One funeral is aristocratic. The press are kept away and Robin, dry-eyed, walks behind the coffin flanked by his father’s aunts, Valerie and Julia. They are both widows, and their strong Locksley features lend an air of surreality to the occasion. Great Aunt Julia would like to weep, but guilt restrains her. Who is she, to force that upon the boy?
Great Aunt Valerie pats his arm, as Robin would pat an eager young hound wiggling its stern at him.
That is his father they are putting into the earth, ashes to ashes.
The other funeral is hideous. No one can disperse the news vans, and two or three reporters even shout out the children’s names. Isabella, Isabella, Isabella. Guy, you’re out of hospital, then. Their uncle holds Isabella’s hand tight enough to hurt.
“Venez,” he snaps at them, as if they were late for school.
Out of hospital, still dizzy with tranquillisers. Unless Isabella is holding him, he can’t sleep at all.

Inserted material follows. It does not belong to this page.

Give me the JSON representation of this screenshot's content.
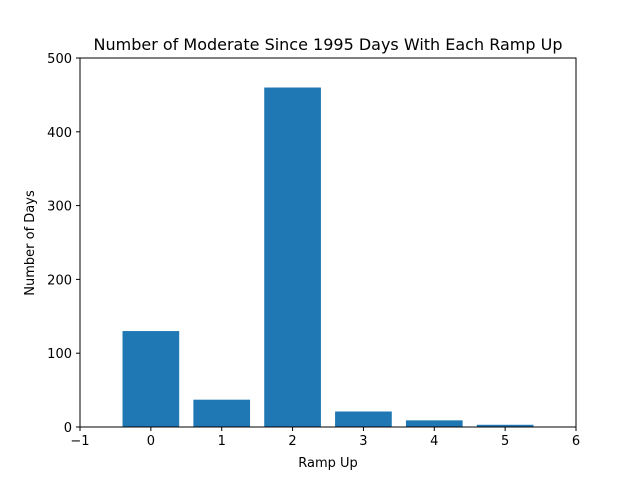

At times he is the only one she wants. She wants him to cut up her food for her and brush her hair and run her bath. She asks him to wash her but he knows it isn’t right. Other times, she hides. There are many places to hide in a hotel if no one looks for you, and Oncle Jehan is telecommuting to France, and Guy thinks, I don’t have the right.
They’re not going to school, because as soon as the property is disposed of they will move to France. And Guy can’t go to school, can he? Robin went back two days later. He was in the match, the Saturday after — only ten, already in the first eleven, the boy’s really something — and they won. Oncle Jehan told him, as if it showed Robin couldn’t be minding much.
Sometimes Isabella lets him sleep. On those nights, she is tender, kissing his eyes and saying it’s not your fault, really. The dearest lie. She changes the sheets, like their mother did. She whispers to him, Isabel met an enormous bear, Isabel, Isabel didn’t care; the bear was hungry, the bear was ravenous, the bear’s big mouth was cruel and cavernous. Guy shudders in her arms until it seems like breaking: not being about to break, but the moment when the pieces come apart. Incongruous thoughts come back to him: sitting on the beach at St Ives and his mother rubbing sun cream into his back. The year Isabella got Miss Natasha for Christmas, wrapped in blue and silver paper: the joy on her face. It's funny that they have no toys now, nothing to do. Robin beating him at tennis, slapping him on the back. Knocking a jar of marigolds with his elbow and how it fell and broke, and Melanie, the cleaning lady, frowned a sweaty, white-faced frown and said, “You’ll come to a bad end, you little shit,” and his mother sent her straight out of the house, away for good.
Isabel, Isabel didn’t worry, Isabella says, Isabel didn’t scream or scurry. She fastens her fingers into Guy’s and locks them there. His hands are hot and wet with tears. She puts her mouth to his ear: she washed her hands and she straightened her hair up, then Isabel quietly ate the bear up.